In this post-WikiLeaks, post-Snowden world, what do we do with this information?
That is a very powerful and important question, because of course the next step is how you force the system to change once you’ve exposed it. The exposing of it sometimes doesn’t really force it to change. Sometimes the system just looks back at you and laughs. This is where this whole issue of stories comes in, because people like stories. You need to tell people a compelling story in order to get them to change their minds. If they feel like, “Oh, the government is just taking care of me and they need to keep secrets in order to keep me safe” then that’s a compelling story. But if you learn that you’ve just been spied on and that somebody’s been chuckling over your personal taste in pornography at the FBI or the NSA, maybe you take a different view of the government. That story then becomes a bit darker. It’s how you tell that story so people say, “Fuck this.”
And the story you’re telling is quite classically structured. It’s a story of two damaged people—Manning and Assange—who, because of their ability with computers, end up possessing a lot of power before having their downfall. Did you see the film as a documentary narrative like that?

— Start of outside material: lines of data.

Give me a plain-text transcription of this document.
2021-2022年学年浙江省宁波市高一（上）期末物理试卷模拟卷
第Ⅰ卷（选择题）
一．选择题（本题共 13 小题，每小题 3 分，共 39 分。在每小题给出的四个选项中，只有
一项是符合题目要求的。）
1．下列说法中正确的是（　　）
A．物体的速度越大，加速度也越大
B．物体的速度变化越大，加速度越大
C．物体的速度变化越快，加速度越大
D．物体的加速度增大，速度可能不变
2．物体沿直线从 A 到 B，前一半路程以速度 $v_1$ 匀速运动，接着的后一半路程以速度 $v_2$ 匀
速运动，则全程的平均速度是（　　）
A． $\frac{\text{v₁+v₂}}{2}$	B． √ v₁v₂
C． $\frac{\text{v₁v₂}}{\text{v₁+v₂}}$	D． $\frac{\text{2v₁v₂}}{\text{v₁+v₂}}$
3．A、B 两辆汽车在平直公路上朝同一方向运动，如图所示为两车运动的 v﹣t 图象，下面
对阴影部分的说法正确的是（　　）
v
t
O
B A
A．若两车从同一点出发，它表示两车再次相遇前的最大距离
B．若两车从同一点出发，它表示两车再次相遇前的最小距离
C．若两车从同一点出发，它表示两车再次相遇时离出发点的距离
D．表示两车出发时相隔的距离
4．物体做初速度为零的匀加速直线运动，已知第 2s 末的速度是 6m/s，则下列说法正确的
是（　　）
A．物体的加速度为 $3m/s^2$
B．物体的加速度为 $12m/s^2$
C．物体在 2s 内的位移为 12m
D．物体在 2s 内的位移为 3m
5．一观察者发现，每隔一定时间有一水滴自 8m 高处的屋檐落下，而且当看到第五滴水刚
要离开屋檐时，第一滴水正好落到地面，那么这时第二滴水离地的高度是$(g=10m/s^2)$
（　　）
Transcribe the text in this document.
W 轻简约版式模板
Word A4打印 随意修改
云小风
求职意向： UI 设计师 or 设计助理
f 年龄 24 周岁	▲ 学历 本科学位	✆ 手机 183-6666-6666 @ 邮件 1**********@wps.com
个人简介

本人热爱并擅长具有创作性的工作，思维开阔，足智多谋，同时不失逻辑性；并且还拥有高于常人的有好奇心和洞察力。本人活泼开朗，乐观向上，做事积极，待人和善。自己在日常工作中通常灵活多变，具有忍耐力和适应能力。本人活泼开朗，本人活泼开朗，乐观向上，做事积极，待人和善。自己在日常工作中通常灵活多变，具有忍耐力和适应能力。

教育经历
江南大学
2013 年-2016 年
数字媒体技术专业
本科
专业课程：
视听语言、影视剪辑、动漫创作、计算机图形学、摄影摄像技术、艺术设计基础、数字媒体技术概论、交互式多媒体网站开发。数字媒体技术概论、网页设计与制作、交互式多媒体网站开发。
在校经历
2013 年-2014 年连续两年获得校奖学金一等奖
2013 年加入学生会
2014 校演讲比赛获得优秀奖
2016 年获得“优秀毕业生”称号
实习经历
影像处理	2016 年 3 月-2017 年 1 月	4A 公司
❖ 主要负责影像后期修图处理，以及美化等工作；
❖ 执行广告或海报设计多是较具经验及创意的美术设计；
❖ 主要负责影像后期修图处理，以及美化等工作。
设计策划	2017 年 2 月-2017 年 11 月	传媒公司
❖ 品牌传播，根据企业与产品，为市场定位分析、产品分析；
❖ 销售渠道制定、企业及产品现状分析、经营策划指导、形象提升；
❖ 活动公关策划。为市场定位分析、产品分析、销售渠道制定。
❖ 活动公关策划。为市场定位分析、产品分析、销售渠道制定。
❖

Yes. That usually happens during the course of editing. Themes and character arcs begin to emerge over time as you boil down the story. You end up doing what a screenwriter does, which is to make sure things fall in on themselves in a way that reverberates. We decided to start with the WANK worm because it reverberates later on in the Swedish episode. Enron was a heist film, Taxi to the Dark Side was a murder mystery, and this is a spy film.